Bir başka örnek, birçok başka insanların ihtiyaçları varken kendi ihtiyacina eğilme kriterleri ve derecesi. Hangisinin ihtiyacı daha elzem diye bakılabilir (kendin/ a kişisi/ b kişisi vs arasından belirli ihtiyaç seçimi yapılabilir) ama öte yandan insanın kendisine kendisinden daha iyi kimse yardımcı olamaz (dolayısıyla insan kendine değil başkasına yardımı seçip çok şeyi bosverirse kimse boşverilenleri geri getirmeyebilir) 
Zühd bahsindeki infak, isâr ve şefkat kavramlarında, öncelik kendi temel ihtiyaçlarına verilmiş, ve bunun derecesi ayet ve hadislerde de, önce kendin, ailenin ihityaçlarını karşılamak olarak aktarılmış. Yani çocuğun aç iken başkasına yüklerle dağıtman tasvip edilir şey değildir. Asıl ihtiyaçlarının ardından, kendini de atlamayarak başkalarına paylaşmak isâr safhasında meydana geliyor. O hafta ailece yediğiniz çok güzel bir yemeğin bir benzerini, fakir bir aileye de iletebilmek örneğin. Bu noktada yardımda kendinle ilgili boşverilen şeyleri düşünmek önemli, örneğin yardımları yaparken kazanılan ihtiyaç fazlası tüketimden vazgeçmek özelliği yardım yapmazken bile güzel bir tasarrufa ve sade bir yaşama götürebilir. Evi komple yenilemek, tüm halıları perdeleri değiştirmek, yeni sezon çantaları kabanları almak yerine çok daha az harcayıp fakirleri giydirmek, erzak göndermek, gibi. Bu noktada kitabın Zenginlik-Fakirlik bahsi çok detaylı. Tasavvuf, sanıldığı gibi fakirliği övmez - paylaşımcı bir zenginliği müthiş hırslı ve mal bağımlılığı içindeki bir fakirliğe yeğ tutar. Hepsinin emanet/geçici olduğunu bilme şuuru talep eder. Yani, Allah'tan gafil olunan her zenginlik ve fakirliği yerer.
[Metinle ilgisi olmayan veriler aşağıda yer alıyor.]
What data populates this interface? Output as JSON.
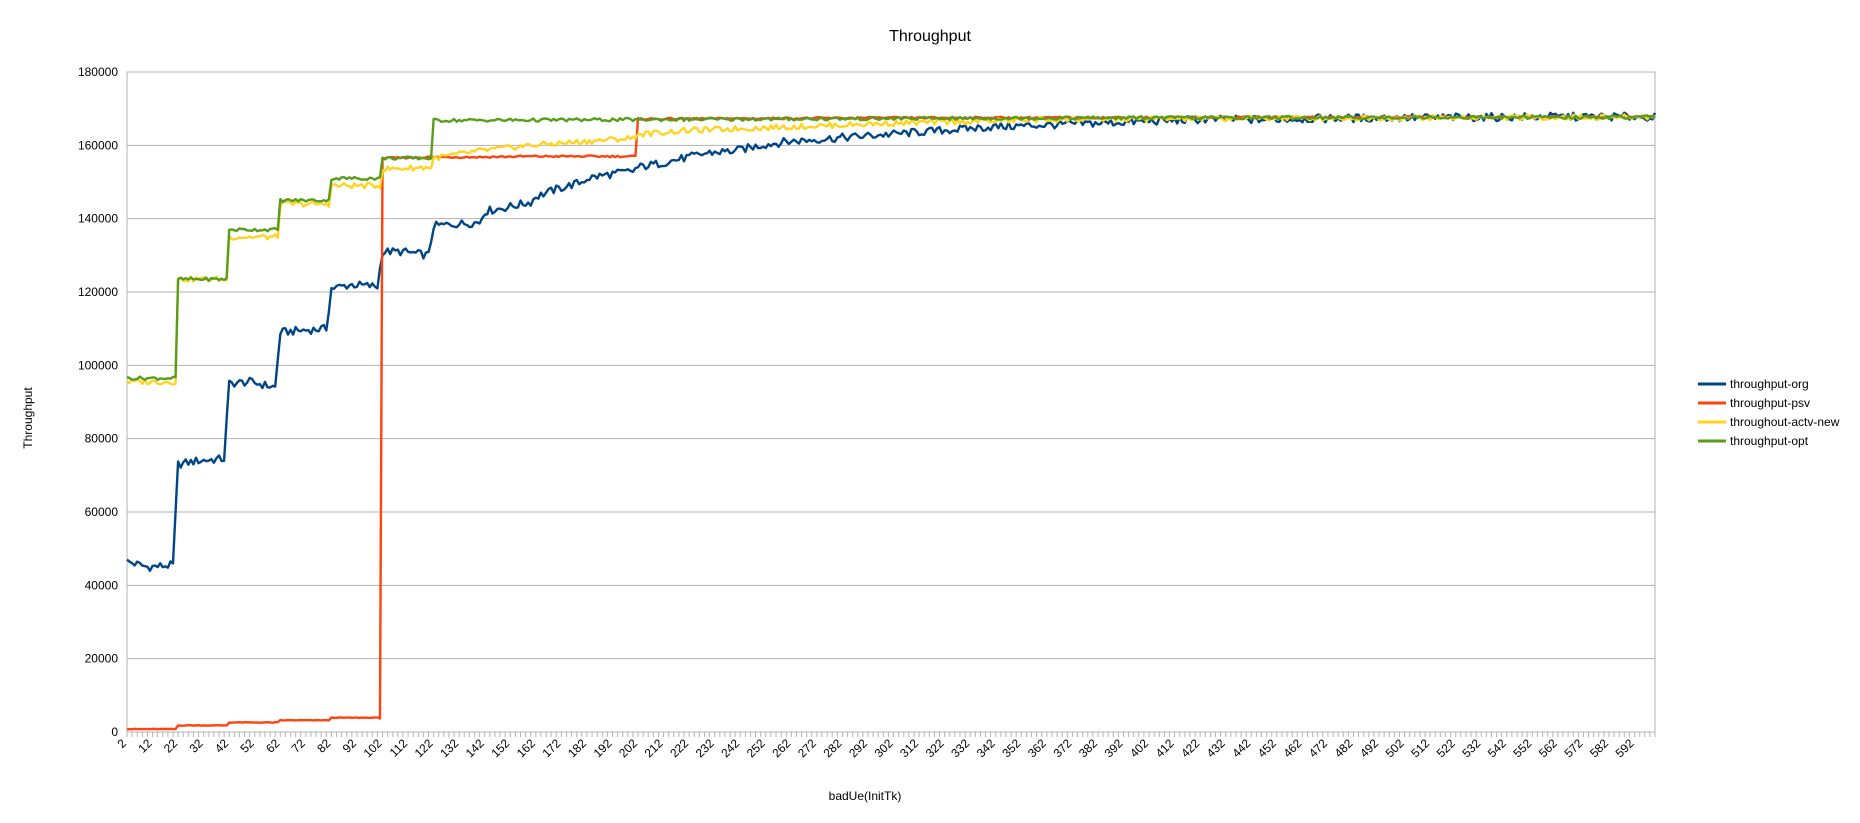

Ama bunların ötesinde de insanın almaktan çok vererek mutlu olması durumu var. İyilik yapan iyilik bulur da doğru, ama insanın bulduğu o iyilik hedefli değil de feda edilen hedeflerin yerine gelen iyilik oluyor. Yani hedefsiz sistemsiz yaşamakla ilişkisini de merak ediyorum kendini ve isteklerini bir miktar geri plana atmanın.
Elbette insana katlanıp geri verileceği ayette de bahsedilen iyilikler hesaplı yapılmadıkça daha güzel, yani bu iyliği yapıyorum hedefinde bana şunlar bahşedilsin planlamasıyla o ancak alışveriş/ticaret tanımına girer ve samimi olmaz. Burada feda edilen hedeflerin kastını düşünmek lazım. Feda edilen şey alınacak 3. bir çantaysa, bundan caymak ile ilk başta gelen bir israftan vazgeçişin huzuru olabilir. Feda edilen şey elzem bir ihtiyaç ise, bunun ertelemenin hayrı ve şerri üzerinde düşünüp tartmak lazım.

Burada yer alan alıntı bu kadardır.